Wrong. It is a very well spread tale on the Internet about the Ukrainian origin of IE languages, but it is not nupported by the vast majority of academic linguist scholars. R1a is rare in Western Europe. Nobody support anymore the aryan conquest theory (only the lesser educated nazis support it). IE languages are not original language of Western European people. It was just an asian dealer language, later lingua-franca which spred with language-shift. Deal with it!

Uralic language group is a new term, it was invented only in the 1980s, its simple existence is debated by academic linguists. Finno-ugric was invented in the late 18th century. Only samoyedic language group appeared in Asia, but Finno-ugric languages were born in N-E Europe.
 
Wrong. It is a very well spread tale on the Internet about the Ukrainian origin of IE languages, but it is not nupported by the vast majority of academic linguist scholars. R1a is rare in Western Europe. Nobody support anymore the aryan conquest theory (only the lesser educated nazis support it). IE languages are not original language of Western European people. It was just an asian dealer language, later lingua-franca which spred with language-shift. Deal with it!

Uralic language group is a new term, it was invented only in the 1980s, its simple existence is debated by academic linguists. Finno-ugric was invented in the late 18th century. Only samoyedic language group appeared in Asia, but Finno-ugric languages were born in N-E Europe.

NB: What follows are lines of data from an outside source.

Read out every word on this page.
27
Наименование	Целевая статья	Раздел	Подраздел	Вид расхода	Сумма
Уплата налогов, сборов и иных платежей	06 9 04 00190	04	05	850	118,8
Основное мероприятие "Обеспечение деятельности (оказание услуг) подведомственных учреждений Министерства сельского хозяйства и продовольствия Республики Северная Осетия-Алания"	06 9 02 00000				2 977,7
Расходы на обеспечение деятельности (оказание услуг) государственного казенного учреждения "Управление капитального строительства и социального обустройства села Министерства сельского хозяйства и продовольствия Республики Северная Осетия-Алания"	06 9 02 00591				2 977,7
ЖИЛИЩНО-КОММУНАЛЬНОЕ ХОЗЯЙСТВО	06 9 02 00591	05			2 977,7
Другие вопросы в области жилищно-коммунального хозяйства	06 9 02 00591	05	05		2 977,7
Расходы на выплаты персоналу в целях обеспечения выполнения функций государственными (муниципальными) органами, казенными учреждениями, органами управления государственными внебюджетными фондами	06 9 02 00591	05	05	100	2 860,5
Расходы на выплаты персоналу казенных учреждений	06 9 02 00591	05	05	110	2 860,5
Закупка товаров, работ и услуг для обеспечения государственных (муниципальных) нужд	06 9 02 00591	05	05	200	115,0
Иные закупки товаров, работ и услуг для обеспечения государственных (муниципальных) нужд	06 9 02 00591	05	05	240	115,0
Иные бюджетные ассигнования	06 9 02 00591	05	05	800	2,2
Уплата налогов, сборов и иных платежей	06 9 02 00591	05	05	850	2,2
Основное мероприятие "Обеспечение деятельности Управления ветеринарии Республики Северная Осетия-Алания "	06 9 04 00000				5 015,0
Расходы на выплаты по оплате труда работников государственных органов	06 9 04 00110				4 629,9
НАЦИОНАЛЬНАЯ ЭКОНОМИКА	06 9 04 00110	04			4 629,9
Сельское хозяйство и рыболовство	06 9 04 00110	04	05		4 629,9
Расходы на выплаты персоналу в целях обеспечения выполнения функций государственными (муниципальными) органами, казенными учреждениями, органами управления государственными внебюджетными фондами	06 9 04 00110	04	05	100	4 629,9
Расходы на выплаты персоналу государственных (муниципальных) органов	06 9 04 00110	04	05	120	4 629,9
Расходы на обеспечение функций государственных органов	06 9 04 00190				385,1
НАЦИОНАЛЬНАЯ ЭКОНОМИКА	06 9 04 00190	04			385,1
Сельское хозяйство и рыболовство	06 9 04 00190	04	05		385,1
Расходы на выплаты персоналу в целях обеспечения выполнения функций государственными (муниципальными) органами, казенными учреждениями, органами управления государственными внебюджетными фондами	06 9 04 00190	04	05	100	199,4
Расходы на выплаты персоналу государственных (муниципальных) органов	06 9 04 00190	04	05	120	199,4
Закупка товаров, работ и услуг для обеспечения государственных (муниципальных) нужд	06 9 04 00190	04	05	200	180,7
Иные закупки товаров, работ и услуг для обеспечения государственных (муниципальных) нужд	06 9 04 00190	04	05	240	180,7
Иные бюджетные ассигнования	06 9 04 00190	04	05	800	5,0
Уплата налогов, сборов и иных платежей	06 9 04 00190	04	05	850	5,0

So, are we to assume you believe that Hungarians are descended from European reindeer?
 
So, are we to assume you believe that Hungarians are descended from European reindeer?

:LOL::LOL::LOL::LOL:

Bless you...I've been losing my sense of humor reading all this drek...thanks for bringing it back.
 
Actually, it was a trick question. I was assuming he doesn't know that European reindeer originally migrated in from Asia.